Menguat, kurs dolar AS

Jumat, 30 Juni 2023 08:08 WIB
Image Print
Tumpukan uang dolar AS berada di gerai penukaran mata uang asing VIP (Valuta Inti Prima) Money Changer, Jakarta, Jakarta, Rabu (16/11/2022). ANTARA FOTO/Muhammad Adimaja/foc/pri. (ANTARA FOTO/MUHAMMAD ADIMAJA)

New York (ANTARA) - Dolar AS naik terhadap sekeranjang mata uang utama lainnya pada akhir perdagangan Kamis (Jumat pagi WIB), mendapat dukungan dari pembacaan PDB dan data tenaga kerja yang kuat, yang memberikan Federal Reserve kemungkinan pijakan untuk terus menaikkan suku bunganya.

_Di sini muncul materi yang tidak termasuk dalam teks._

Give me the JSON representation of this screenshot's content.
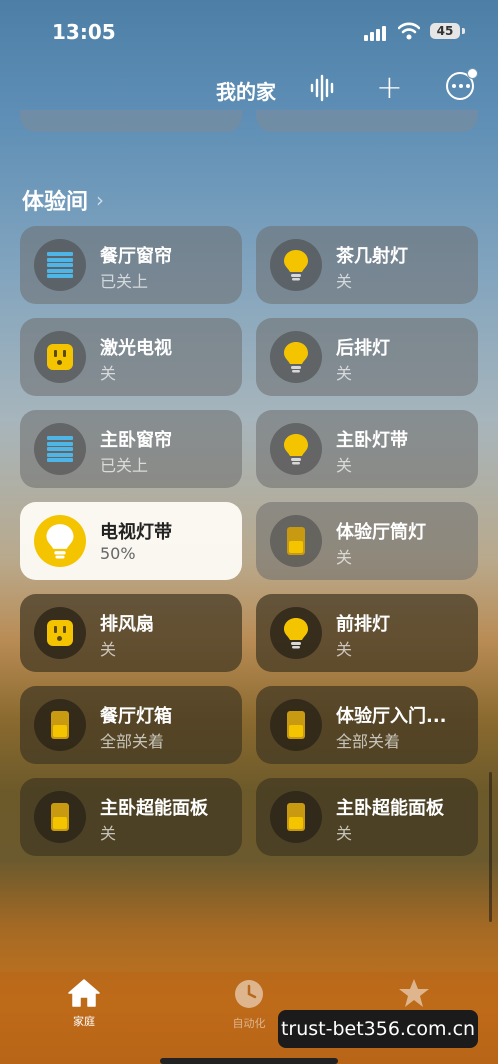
{
  "status_bar": {
    "time": "13:05",
    "battery": "45"
  },
  "nav": {
    "title": "我的家"
  },
  "section": {
    "title": "体验间"
  },
  "tiles": [
    {
      "name": "餐厅窗帘",
      "status": "已关上",
      "icon": "blinds-icon"
    },
    {
      "name": "茶几射灯",
      "status": "关",
      "icon": "bulb-icon"
    },
    {
      "name": "激光电视",
      "status": "关",
      "icon": "outlet-icon"
    },
    {
      "name": "后排灯",
      "status": "关",
      "icon": "bulb-icon"
    },
    {
      "name": "主卧窗帘",
      "status": "已关上",
      "icon": "blinds-icon"
    },
    {
      "name": "主卧灯带",
      "status": "关",
      "icon": "bulb-icon"
    },
    {
      "name": "电视灯带",
      "status": "50%",
      "icon": "bulb-icon",
      "on": true
    },
    {
      "name": "体验厅筒灯",
      "status": "关",
      "icon": "switch-icon"
    },
    {
      "name": "排风扇",
      "status": "关",
      "icon": "outlet-icon"
    },
    {
      "name": "前排灯",
      "status": "关",
      "icon": "bulb-icon"
    },
    {
      "name": "餐厅灯箱",
      "status": "全部关着",
      "icon": "switch-icon"
    },
    {
      "name": "体验厅入门...",
      "status": "全部关着",
      "icon": "switch-icon"
    },
    {
      "name": "主卧超能面板",
      "status": "关",
      "icon": "switch-icon"
    },
    {
      "name": "主卧超能面板",
      "status": "关",
      "icon": "switch-icon"
    }
  ],
  "tabs": [
    {
      "label": "家庭",
      "icon": "home-icon",
      "active": true
    },
    {
      "label": "自动化",
      "icon": "clock-icon",
      "active": false
    },
    {
      "label": "",
      "icon": "star-icon",
      "active": false
    }
  ],
  "watermark": "trust-bet356.com.cn",
  "colors": {
    "accent_yellow": "#f5c400",
    "blinds_blue": "#4fb4e6"
  }
}
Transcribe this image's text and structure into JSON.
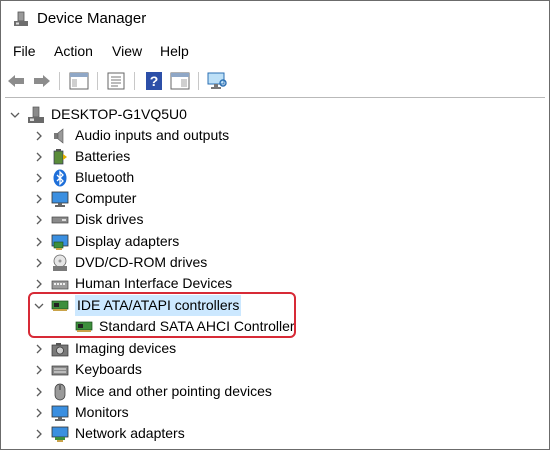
{
  "window": {
    "title": "Device Manager",
    "icon": "device-manager-icon"
  },
  "menu": [
    "File",
    "Action",
    "View",
    "Help"
  ],
  "toolbar": {
    "buttons": [
      "back-arrow-icon",
      "forward-arrow-icon",
      "show-hide-tree-icon",
      "properties-icon",
      "help-icon",
      "view-pane-icon",
      "monitor-scan-icon"
    ]
  },
  "tree": {
    "root": {
      "label": "DESKTOP-G1VQ5U0",
      "icon": "computer-icon",
      "expanded": true
    },
    "items": [
      {
        "label": "Audio inputs and outputs",
        "icon": "speaker-icon",
        "expanded": false
      },
      {
        "label": "Batteries",
        "icon": "battery-icon",
        "expanded": false
      },
      {
        "label": "Bluetooth",
        "icon": "bluetooth-icon",
        "expanded": false
      },
      {
        "label": "Computer",
        "icon": "monitor-icon",
        "expanded": false
      },
      {
        "label": "Disk drives",
        "icon": "disk-drive-icon",
        "expanded": false
      },
      {
        "label": "Display adapters",
        "icon": "display-adapter-icon",
        "expanded": false
      },
      {
        "label": "DVD/CD-ROM drives",
        "icon": "dvd-drive-icon",
        "expanded": false
      },
      {
        "label": "Human Interface Devices",
        "icon": "hid-icon",
        "expanded": false
      },
      {
        "label": "IDE ATA/ATAPI controllers",
        "icon": "ide-controller-icon",
        "expanded": true,
        "selected": true
      },
      {
        "label": "Standard SATA AHCI Controller",
        "icon": "ide-controller-icon",
        "child": true
      },
      {
        "label": "Imaging devices",
        "icon": "camera-icon",
        "expanded": false
      },
      {
        "label": "Keyboards",
        "icon": "keyboard-icon",
        "expanded": false
      },
      {
        "label": "Mice and other pointing devices",
        "icon": "mouse-icon",
        "expanded": false
      },
      {
        "label": "Monitors",
        "icon": "monitor-icon",
        "expanded": false
      },
      {
        "label": "Network adapters",
        "icon": "network-adapter-icon",
        "expanded": false
      }
    ]
  },
  "colors": {
    "highlight_border": "#d72a36",
    "selection_bg": "#cce8ff",
    "bluetooth_blue": "#1e6fd9"
  }
}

Indeks dolar, yang mengukur greenback terhadap enam mata uang utama saingannya, meningkat 0,42 persen menjadi 103,3432 pada akhir perdagangan, naik ke level tertinggi dua minggu.

Ekonomi AS tumbuh pada laju tahunan sebesar 2 persen pada kuartal pertama, jauh lebih baik dari perkiraan sebelumnya sebesar 1,3 persen, menurut data yang dikeluarkan oleh Biro Analisis Ekonomi AS pada Kamis (29/6) pagi.

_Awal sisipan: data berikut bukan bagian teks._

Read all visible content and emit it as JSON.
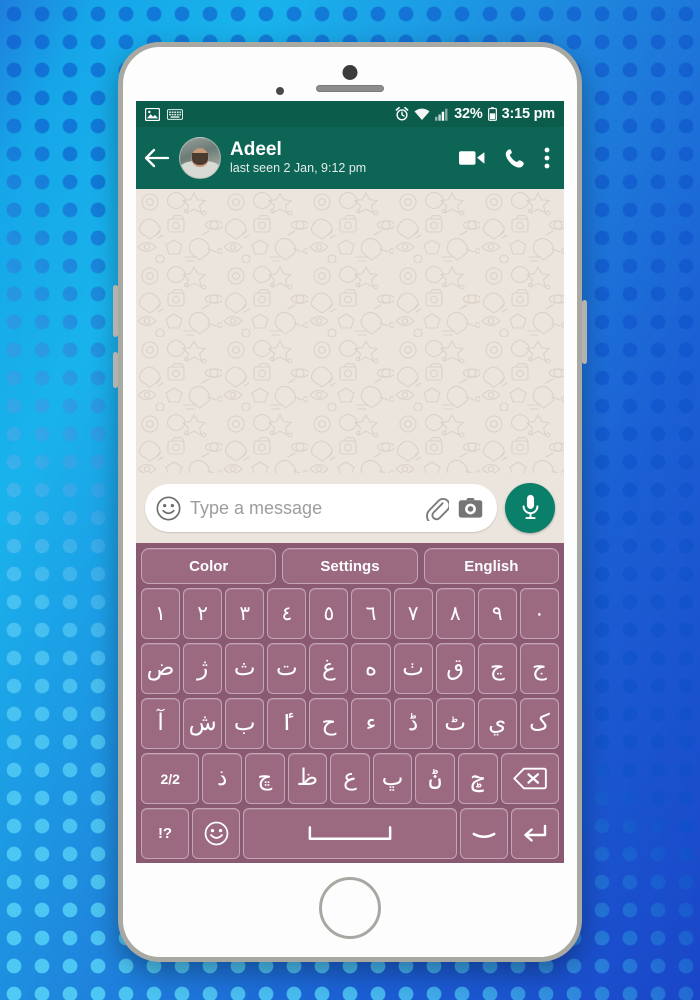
{
  "status_bar": {
    "left_icons": [
      "image-icon",
      "keyboard-icon"
    ],
    "alarm_icon": "alarm-icon",
    "wifi_icon": "wifi-icon",
    "signal_icon": "signal-icon",
    "battery_percent": "32%",
    "battery_icon": "battery-icon",
    "time": "3:15 pm"
  },
  "chat_header": {
    "back_icon": "back-arrow-icon",
    "avatar": "contact-avatar",
    "contact_name": "Adeel",
    "last_seen": "last seen 2 Jan, 9:12 pm",
    "video_call_icon": "video-call-icon",
    "voice_call_icon": "phone-call-icon",
    "overflow_icon": "more-options-icon"
  },
  "input_bar": {
    "emoji_icon": "emoji-icon",
    "placeholder": "Type a message",
    "value": "",
    "attach_icon": "paperclip-icon",
    "camera_icon": "camera-icon",
    "mic_icon": "microphone-icon"
  },
  "keyboard": {
    "toolbar": [
      {
        "label": "Color",
        "name": "color-button"
      },
      {
        "label": "Settings",
        "name": "settings-button"
      },
      {
        "label": "English",
        "name": "english-language-button"
      }
    ],
    "rows": [
      {
        "name": "number-row",
        "keys": [
          {
            "label": "١",
            "name": "key-1"
          },
          {
            "label": "٢",
            "name": "key-2"
          },
          {
            "label": "٣",
            "name": "key-3"
          },
          {
            "label": "٤",
            "name": "key-4"
          },
          {
            "label": "٥",
            "name": "key-5"
          },
          {
            "label": "٦",
            "name": "key-6"
          },
          {
            "label": "٧",
            "name": "key-7"
          },
          {
            "label": "٨",
            "name": "key-8"
          },
          {
            "label": "٩",
            "name": "key-9"
          },
          {
            "label": "٠",
            "name": "key-0"
          }
        ]
      },
      {
        "name": "letter-row-1",
        "keys": [
          {
            "label": "ض",
            "name": "key-dad"
          },
          {
            "label": "ژ",
            "name": "key-zhe"
          },
          {
            "label": "ث",
            "name": "key-the"
          },
          {
            "label": "ت",
            "name": "key-te"
          },
          {
            "label": "غ",
            "name": "key-ghain"
          },
          {
            "label": "ه",
            "name": "key-he"
          },
          {
            "label": "ٺ",
            "name": "key-tte"
          },
          {
            "label": "ق",
            "name": "key-qaf"
          },
          {
            "label": "ڃ",
            "name": "key-nyeh"
          },
          {
            "label": "ج",
            "name": "key-jeem"
          }
        ]
      },
      {
        "name": "letter-row-2",
        "keys": [
          {
            "label": "آ",
            "name": "key-alef-madda"
          },
          {
            "label": "ش",
            "name": "key-sheen"
          },
          {
            "label": "ب",
            "name": "key-be"
          },
          {
            "label": "ٵ",
            "name": "key-hamza-alef"
          },
          {
            "label": "ح",
            "name": "key-hah"
          },
          {
            "label": "ء",
            "name": "key-hamza"
          },
          {
            "label": "ڈ",
            "name": "key-ddal"
          },
          {
            "label": "ٹ",
            "name": "key-tteh"
          },
          {
            "label": "ي",
            "name": "key-yeh"
          },
          {
            "label": "ک",
            "name": "key-kaf"
          }
        ]
      },
      {
        "name": "letter-row-3",
        "keys": [
          {
            "label": "2/2",
            "name": "key-page-toggle",
            "type": "func"
          },
          {
            "label": "ذ",
            "name": "key-zal"
          },
          {
            "label": "ڇ",
            "name": "key-cheh"
          },
          {
            "label": "ظ",
            "name": "key-zah"
          },
          {
            "label": "ع",
            "name": "key-ain"
          },
          {
            "label": "ڀ",
            "name": "key-bheh"
          },
          {
            "label": "ݨ",
            "name": "key-noon-ring"
          },
          {
            "label": "ݮ",
            "name": "key-meem-dots"
          },
          {
            "label": "backspace-icon",
            "name": "key-backspace",
            "type": "icon",
            "icon": "backspace-icon",
            "flex": "1.5"
          }
        ]
      },
      {
        "name": "bottom-row",
        "keys": [
          {
            "label": "!?",
            "name": "key-symbols",
            "type": "func"
          },
          {
            "label": "emoji-icon",
            "name": "key-emoji",
            "type": "icon",
            "icon": "emoji-icon"
          },
          {
            "label": "space-icon",
            "name": "key-space",
            "type": "icon",
            "icon": "space-icon",
            "flex": "space"
          },
          {
            "label": "dash-icon",
            "name": "key-dash",
            "type": "icon",
            "icon": "dash-icon"
          },
          {
            "label": "enter-icon",
            "name": "key-enter",
            "type": "icon",
            "icon": "enter-icon"
          }
        ]
      }
    ]
  },
  "device": {
    "home_button": "home-button",
    "front_camera": "front-camera",
    "earpiece": "earpiece-speaker"
  },
  "colors": {
    "status_bar": "#0c5c4c",
    "header": "#0d6655",
    "wallpaper": "#ece5dd",
    "keyboard_bg": "#8a5a72",
    "key_bg": "#9b6a81",
    "mic_green": "#0a806a",
    "background_blue": "#1f86dd"
  }
}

Sementara itu, klaim pengangguran awal mingguan AS minggu lalu turun sebesar 26.000 klaim menjadi 239.000 klaim yang disesuaikan secara musiman, penurunan terbesar dalam 20 bulan dan di bawah ekspektasi 265.000 klaim oleh para ekonom yang disurvei oleh Reuters.

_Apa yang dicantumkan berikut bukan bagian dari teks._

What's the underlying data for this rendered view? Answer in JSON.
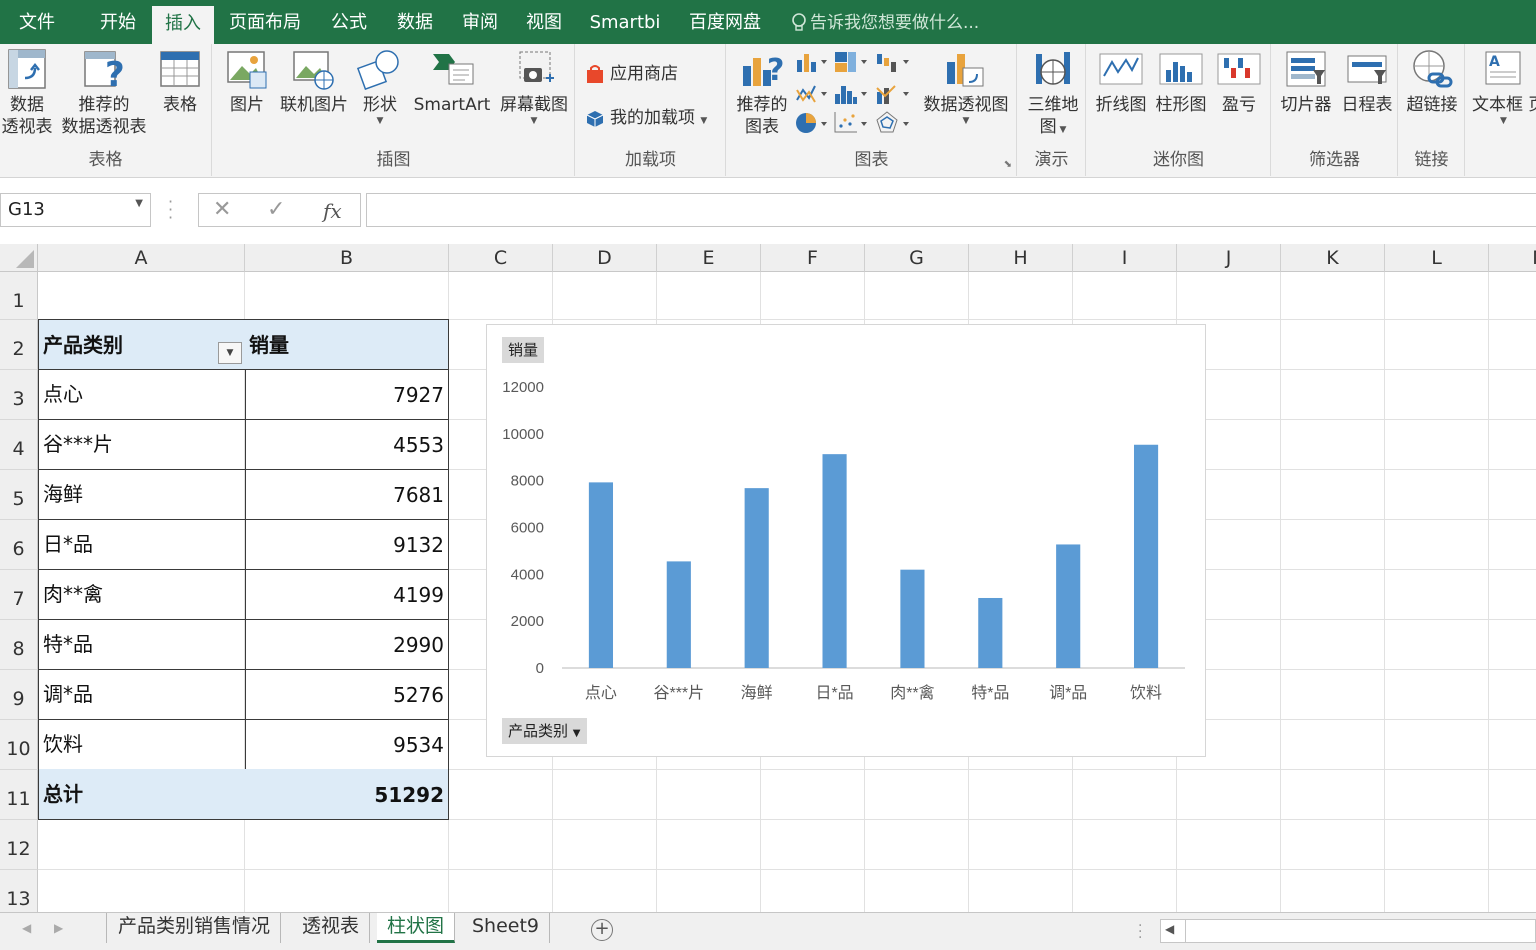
{
  "ribbon_tabs": [
    {
      "label": "文件"
    },
    {
      "label": "开始"
    },
    {
      "label": "插入"
    },
    {
      "label": "页面布局"
    },
    {
      "label": "公式"
    },
    {
      "label": "数据"
    },
    {
      "label": "审阅"
    },
    {
      "label": "视图"
    },
    {
      "label": "Smartbi"
    },
    {
      "label": "百度网盘"
    }
  ],
  "active_tab": "插入",
  "tell_me": "告诉我您想要做什么...",
  "ribbon": {
    "tables": {
      "group": "表格",
      "pivot_l1": "数据",
      "pivot_l2": "透视表",
      "rec_pivot_l1": "推荐的",
      "rec_pivot_l2": "数据透视表",
      "table": "表格"
    },
    "illustrations": {
      "group": "插图",
      "picture": "图片",
      "online_picture": "联机图片",
      "shapes": "形状",
      "smartart": "SmartArt",
      "screenshot": "屏幕截图"
    },
    "addins": {
      "group": "加载项",
      "store": "应用商店",
      "my_addins": "我的加载项"
    },
    "charts": {
      "group": "图表",
      "rec_l1": "推荐的",
      "rec_l2": "图表",
      "pivot_chart": "数据透视图"
    },
    "tours": {
      "group": "演示",
      "map_l1": "三维地",
      "map_l2": "图"
    },
    "sparklines": {
      "group": "迷你图",
      "line": "折线图",
      "column": "柱形图",
      "winloss": "盈亏"
    },
    "filters": {
      "group": "筛选器",
      "slicer": "切片器",
      "timeline": "日程表"
    },
    "links": {
      "group": "链接",
      "hyperlink": "超链接"
    },
    "text": {
      "textbox": "文本框"
    }
  },
  "formula_bar": {
    "name_box": "G13",
    "fx": "fx",
    "content": ""
  },
  "columns": [
    "A",
    "B",
    "C",
    "D",
    "E",
    "F",
    "G",
    "H",
    "I",
    "J",
    "K",
    "L",
    "M"
  ],
  "rows": [
    "1",
    "2",
    "3",
    "4",
    "5",
    "6",
    "7",
    "8",
    "9",
    "10",
    "11",
    "12",
    "13"
  ],
  "pivot_table": {
    "header_category": "产品类别",
    "header_value": "销量",
    "rows": [
      {
        "category": "点心",
        "value": "7927"
      },
      {
        "category": "谷***片",
        "value": "4553"
      },
      {
        "category": "海鲜",
        "value": "7681"
      },
      {
        "category": "日*品",
        "value": "9132"
      },
      {
        "category": "肉**禽",
        "value": "4199"
      },
      {
        "category": "特*品",
        "value": "2990"
      },
      {
        "category": "调*品",
        "value": "5276"
      },
      {
        "category": "饮料",
        "value": "9534"
      }
    ],
    "total_label": "总计",
    "total_value": "51292"
  },
  "chart_data": {
    "type": "bar",
    "categories": [
      "点心",
      "谷***片",
      "海鲜",
      "日*品",
      "肉**禽",
      "特*品",
      "调*品",
      "饮料"
    ],
    "series": [
      {
        "name": "销量",
        "values": [
          7927,
          4553,
          7681,
          9132,
          4199,
          2990,
          5276,
          9534
        ]
      }
    ],
    "y_ticks": [
      0,
      2000,
      4000,
      6000,
      8000,
      10000,
      12000
    ],
    "ylim": [
      0,
      12000
    ],
    "grid": false,
    "legend": "none",
    "bar_color": "#5b9bd5",
    "value_field_button": "销量",
    "category_field_button": "产品类别"
  },
  "sheet_tabs": [
    {
      "label": "产品类别销售情况"
    },
    {
      "label": "透视表"
    },
    {
      "label": "柱状图"
    },
    {
      "label": "Sheet9"
    }
  ],
  "active_sheet": "柱状图",
  "colors": {
    "accent": "#217346",
    "header_fill": "#ddebf7",
    "bar": "#5b9bd5"
  }
}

Setelah laporan tersebut, imbal hasil surat utang AS tenor 2 tahun mencapai level tertinggi sejak 8 Maret, naik 16 basis poin menjadi 4,882 persen. Imbal hasil obligasi pemerintah AS 10 tahun naik 13,44 basis poin dan ditutup pada 3,846 persen, tertinggi sejak awal Maret.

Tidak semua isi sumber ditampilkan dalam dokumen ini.